In the course of that one day, the company passed down out of the mountains, came to the foothills and the end of the snow. Careening at a mad pace which could only have been controlled by Giants, they sped from slope to slope, pausing only when the First needed to consider her best route. She seemed determined to regain the time lost by the arduous ascent of the range. Before noon, a band of green-the colour of chrysoprase and Daphin's eyes-closed around the sun like a garrotte. But Covenant could not look at it He was nearly blind with vertigo. He was barely able to cling to the rails of the sled and hold the contents of his stomach down.

Then the ice and snow of the heights failed on the verge of a moiling chaos of vegetation which had already grown high enough to appear impenetrable. His head still reeling, Covenant considered himself fortunate that dusk prevented the First from tackling the verdure immediately But the Swordmain was not insensitive to the nausea in his face-or the aggravated ache in Linden's. While Mistweave and Honninscrave prepared a camp, she passed a flask of diamondraught to the two humans, then left them alone to try to recover themselves.

The liquor settled Covenant's guts, but could not soften the wide, white outrage and dread of Linden's stare. At intervals during the evening, Pitchwife and the First addressed comments to her; but her replies were monosyllabic and distant The crouching vegetation spoke a language that only she could hear, consuming her attention. Unconscious of being watched, she chewed her lips as if she had lost her old severity and did not know how to recapture it.

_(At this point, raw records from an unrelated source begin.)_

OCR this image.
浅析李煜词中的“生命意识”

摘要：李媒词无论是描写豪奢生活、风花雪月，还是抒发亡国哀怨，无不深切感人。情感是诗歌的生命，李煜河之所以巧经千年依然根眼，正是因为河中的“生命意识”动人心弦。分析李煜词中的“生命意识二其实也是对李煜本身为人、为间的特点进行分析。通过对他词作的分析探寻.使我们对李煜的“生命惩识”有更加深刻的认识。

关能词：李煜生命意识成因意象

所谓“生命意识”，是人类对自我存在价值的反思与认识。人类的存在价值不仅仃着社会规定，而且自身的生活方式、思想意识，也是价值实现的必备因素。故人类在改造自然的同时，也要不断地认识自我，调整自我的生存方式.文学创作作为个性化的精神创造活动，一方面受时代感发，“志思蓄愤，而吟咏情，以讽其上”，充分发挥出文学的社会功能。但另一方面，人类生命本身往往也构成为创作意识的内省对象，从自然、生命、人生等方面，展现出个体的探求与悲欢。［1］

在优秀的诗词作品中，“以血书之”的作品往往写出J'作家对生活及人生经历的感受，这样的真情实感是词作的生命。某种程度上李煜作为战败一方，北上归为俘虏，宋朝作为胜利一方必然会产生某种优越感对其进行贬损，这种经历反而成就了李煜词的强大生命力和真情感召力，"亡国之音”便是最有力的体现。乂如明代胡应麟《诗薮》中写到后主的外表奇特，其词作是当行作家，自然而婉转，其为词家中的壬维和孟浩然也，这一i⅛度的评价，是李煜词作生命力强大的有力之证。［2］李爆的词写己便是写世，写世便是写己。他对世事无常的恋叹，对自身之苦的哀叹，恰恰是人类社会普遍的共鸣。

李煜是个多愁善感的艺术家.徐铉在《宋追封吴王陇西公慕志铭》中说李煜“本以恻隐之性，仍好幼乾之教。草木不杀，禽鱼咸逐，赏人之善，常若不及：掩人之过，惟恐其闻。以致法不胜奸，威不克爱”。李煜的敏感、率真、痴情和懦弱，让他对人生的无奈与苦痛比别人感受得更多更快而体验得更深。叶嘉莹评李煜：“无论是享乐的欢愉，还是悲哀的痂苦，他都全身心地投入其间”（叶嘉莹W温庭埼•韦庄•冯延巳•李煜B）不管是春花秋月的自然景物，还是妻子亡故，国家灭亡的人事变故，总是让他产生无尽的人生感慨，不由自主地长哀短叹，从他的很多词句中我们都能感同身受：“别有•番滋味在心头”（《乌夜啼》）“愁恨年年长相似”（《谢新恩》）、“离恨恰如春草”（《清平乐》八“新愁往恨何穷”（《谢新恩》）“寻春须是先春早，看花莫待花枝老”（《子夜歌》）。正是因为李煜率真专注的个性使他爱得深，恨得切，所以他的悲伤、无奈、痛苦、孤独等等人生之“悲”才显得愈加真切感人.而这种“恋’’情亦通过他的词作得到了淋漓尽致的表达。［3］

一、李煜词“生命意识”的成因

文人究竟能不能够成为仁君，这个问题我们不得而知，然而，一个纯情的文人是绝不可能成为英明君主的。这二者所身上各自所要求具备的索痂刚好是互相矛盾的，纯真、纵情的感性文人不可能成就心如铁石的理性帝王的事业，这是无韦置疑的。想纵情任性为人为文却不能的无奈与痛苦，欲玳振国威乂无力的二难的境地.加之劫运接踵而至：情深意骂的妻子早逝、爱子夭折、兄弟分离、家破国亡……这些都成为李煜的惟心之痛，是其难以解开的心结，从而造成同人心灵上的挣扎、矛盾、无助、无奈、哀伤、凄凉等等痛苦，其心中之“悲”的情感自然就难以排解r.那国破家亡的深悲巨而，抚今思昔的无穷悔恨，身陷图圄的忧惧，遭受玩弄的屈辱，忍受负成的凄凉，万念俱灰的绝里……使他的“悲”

Her huddled posture-thighs pressed against her chest, arms hugged around her shins, chin braced on her knees-reminded him of a time many days ago, a time when they had begun travelling together, and she had nearly broken under the pressure of her first fertile sun. She had quailed into herself, protesting, I can't shut it out. It's too personal. I don't believe in evil.

She believed in evil now; but that only made the sensory assault of the Sunbane more intimate and unanswerable-as heinous as murder and as immedicable as leprosy.

He tried to stay awake with her, offering her the support of his silent companionship. But she was still taut and unslumberous when the mortal pull of his dreams took him away. He went to sleep thinking that if he had possessed anything akin to her percipience the Land would not be in such danger-and she would not be so alone.